Kaprekar … one more time!

Following up on my previous post titled “A surprising result …” involving Kaprekar’s Operation, I thought I would offer one more interesting result from the Indian mathematician D. R. Kaprekar.  So let’s talk about a Kaprekar Number.

What’s a Kaprekar number?  Take an n-digit number k. Square it and add the right n digits to the left n or n-1 digits. If the resultant sum is k, then k is called a Kaprekar number.  Oh, is that all?  I thought it was going to be something complicated to understand!

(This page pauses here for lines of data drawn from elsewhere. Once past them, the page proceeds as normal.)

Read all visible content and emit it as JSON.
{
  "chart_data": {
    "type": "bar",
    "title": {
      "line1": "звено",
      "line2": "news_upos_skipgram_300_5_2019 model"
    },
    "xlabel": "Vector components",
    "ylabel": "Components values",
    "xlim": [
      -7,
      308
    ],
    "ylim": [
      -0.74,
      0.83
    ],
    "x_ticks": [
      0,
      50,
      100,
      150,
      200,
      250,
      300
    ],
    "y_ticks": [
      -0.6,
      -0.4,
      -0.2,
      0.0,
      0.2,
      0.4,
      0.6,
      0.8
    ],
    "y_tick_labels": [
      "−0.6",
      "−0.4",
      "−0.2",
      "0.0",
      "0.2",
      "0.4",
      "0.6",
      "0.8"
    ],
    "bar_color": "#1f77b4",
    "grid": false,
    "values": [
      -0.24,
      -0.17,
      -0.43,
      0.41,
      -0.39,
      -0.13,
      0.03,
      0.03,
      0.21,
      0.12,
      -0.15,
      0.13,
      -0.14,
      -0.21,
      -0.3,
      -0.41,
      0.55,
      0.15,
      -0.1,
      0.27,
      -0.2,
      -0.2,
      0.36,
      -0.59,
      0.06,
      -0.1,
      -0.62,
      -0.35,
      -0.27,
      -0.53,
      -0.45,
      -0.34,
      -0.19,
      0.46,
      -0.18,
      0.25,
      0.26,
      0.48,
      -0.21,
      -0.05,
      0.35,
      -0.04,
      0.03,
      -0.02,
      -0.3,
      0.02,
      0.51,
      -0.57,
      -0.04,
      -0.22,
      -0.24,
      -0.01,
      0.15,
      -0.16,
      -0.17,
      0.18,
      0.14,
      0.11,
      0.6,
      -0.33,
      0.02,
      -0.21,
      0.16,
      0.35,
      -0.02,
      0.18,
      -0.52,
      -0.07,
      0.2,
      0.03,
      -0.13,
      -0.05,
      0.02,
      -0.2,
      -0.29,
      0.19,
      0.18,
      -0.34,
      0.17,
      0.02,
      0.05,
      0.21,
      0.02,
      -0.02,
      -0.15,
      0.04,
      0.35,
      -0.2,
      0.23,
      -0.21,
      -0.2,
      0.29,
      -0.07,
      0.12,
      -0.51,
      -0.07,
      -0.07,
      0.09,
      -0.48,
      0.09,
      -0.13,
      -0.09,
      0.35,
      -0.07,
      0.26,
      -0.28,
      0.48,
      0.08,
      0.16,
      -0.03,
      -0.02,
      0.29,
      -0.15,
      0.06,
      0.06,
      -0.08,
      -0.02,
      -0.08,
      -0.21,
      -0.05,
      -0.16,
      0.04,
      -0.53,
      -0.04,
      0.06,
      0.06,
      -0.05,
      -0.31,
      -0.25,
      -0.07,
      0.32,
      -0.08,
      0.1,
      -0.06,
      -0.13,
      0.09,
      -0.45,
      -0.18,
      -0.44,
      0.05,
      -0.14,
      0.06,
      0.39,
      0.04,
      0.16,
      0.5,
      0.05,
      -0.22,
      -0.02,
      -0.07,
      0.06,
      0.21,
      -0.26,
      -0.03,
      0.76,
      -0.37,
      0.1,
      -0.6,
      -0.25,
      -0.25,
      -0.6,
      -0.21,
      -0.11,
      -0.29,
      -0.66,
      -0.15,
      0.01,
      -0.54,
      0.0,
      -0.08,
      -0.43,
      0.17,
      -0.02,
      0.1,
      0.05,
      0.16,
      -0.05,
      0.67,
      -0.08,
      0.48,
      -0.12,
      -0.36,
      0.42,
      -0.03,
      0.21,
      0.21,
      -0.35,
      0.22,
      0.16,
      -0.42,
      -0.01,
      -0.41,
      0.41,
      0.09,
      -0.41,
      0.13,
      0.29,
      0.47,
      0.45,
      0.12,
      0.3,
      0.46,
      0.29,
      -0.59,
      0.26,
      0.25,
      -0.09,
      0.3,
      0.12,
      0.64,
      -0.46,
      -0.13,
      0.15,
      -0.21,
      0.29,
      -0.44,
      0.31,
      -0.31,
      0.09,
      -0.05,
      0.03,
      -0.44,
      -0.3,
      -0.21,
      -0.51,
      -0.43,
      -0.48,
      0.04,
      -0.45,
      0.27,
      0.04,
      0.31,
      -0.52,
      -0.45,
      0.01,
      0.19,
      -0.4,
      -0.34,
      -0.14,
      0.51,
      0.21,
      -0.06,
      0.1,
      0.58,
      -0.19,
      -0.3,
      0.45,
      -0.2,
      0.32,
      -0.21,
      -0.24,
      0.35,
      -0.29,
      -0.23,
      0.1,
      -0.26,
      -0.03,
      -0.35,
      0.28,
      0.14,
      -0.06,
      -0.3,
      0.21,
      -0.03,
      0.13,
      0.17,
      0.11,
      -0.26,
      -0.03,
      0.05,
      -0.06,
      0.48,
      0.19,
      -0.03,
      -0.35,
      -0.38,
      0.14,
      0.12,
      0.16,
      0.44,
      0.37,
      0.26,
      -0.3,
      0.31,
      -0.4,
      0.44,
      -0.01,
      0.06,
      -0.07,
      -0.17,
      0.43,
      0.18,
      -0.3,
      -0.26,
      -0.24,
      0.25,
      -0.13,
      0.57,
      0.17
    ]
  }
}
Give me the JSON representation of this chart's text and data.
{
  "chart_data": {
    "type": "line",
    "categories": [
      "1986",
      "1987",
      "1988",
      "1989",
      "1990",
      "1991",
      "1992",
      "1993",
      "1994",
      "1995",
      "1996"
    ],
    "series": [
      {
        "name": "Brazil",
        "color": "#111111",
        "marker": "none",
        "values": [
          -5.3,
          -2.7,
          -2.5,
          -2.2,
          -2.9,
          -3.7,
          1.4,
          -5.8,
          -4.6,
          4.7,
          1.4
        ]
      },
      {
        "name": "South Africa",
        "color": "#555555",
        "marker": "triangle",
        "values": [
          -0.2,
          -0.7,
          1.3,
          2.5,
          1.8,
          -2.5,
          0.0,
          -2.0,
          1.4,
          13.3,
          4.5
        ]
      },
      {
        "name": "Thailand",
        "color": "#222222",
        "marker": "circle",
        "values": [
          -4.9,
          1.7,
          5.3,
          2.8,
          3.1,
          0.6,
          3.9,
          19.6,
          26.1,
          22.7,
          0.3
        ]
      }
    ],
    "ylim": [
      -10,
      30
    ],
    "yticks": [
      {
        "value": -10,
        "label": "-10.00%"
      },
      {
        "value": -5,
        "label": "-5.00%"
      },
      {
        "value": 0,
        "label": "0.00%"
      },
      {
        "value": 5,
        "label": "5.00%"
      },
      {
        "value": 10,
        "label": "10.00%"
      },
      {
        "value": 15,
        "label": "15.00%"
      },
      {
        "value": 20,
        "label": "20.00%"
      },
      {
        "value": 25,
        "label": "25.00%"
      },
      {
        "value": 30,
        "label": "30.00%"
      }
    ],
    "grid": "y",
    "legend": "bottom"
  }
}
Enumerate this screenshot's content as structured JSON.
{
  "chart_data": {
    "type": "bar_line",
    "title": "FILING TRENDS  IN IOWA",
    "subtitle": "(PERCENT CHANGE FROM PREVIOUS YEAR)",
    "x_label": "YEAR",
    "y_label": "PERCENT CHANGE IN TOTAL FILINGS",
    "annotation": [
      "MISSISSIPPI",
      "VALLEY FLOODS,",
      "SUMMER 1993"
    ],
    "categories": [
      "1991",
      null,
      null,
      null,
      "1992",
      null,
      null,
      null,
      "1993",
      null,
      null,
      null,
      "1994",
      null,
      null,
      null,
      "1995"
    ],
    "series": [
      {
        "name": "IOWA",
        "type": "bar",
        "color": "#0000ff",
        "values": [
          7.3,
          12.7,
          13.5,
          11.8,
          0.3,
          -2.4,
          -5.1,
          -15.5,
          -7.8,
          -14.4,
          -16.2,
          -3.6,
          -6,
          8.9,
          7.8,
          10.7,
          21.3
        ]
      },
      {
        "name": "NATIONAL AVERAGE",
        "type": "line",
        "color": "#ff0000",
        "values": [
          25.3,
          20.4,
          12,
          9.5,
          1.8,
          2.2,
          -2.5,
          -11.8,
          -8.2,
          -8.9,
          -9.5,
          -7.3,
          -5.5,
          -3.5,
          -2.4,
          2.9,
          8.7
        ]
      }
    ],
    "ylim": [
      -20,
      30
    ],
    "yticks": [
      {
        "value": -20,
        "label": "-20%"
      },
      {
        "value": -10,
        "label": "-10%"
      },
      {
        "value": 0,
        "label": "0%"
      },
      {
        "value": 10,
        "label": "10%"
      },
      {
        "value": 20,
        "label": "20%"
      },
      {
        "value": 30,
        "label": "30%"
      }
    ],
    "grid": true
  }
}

Let me show you by example.

  • Take the number 45.  This means that k = 45.  Since it is a 2 digit number we have n = 2.
  • Square it.  Now we have 2025.  The right 2 digits are 25 and the left 2 digits are 20.  (Remember n = 2.)
  • If you look at the sum of 20 and 25 you get 45.
  • So we call 45 a Kaprekar number.

Let’s try a second example.

  • Take the number 297.  This means that  k = 297.  Since it is a 3 digit number we have n = 3.
  • Square it.  Now we have 88209.  The right 3 digits are 209 and left 2 digits (remember n or n-1) are 88.
  • If you look at the sum of 209 and 88 you get 297.
  • So we call 297 a Kaprekar number.

Amazing, isn’t it?  Can you think of any other Kaprekar Numbers?  There are plenty of them out there in the great mathematical universe.

If you are interested in reading more about the theory behind Kaprekar Numbers, you can look at the paper titled “The Kaprekar Numbers” by Douglas E. Iannucci published in the Journal of Integer Sequences.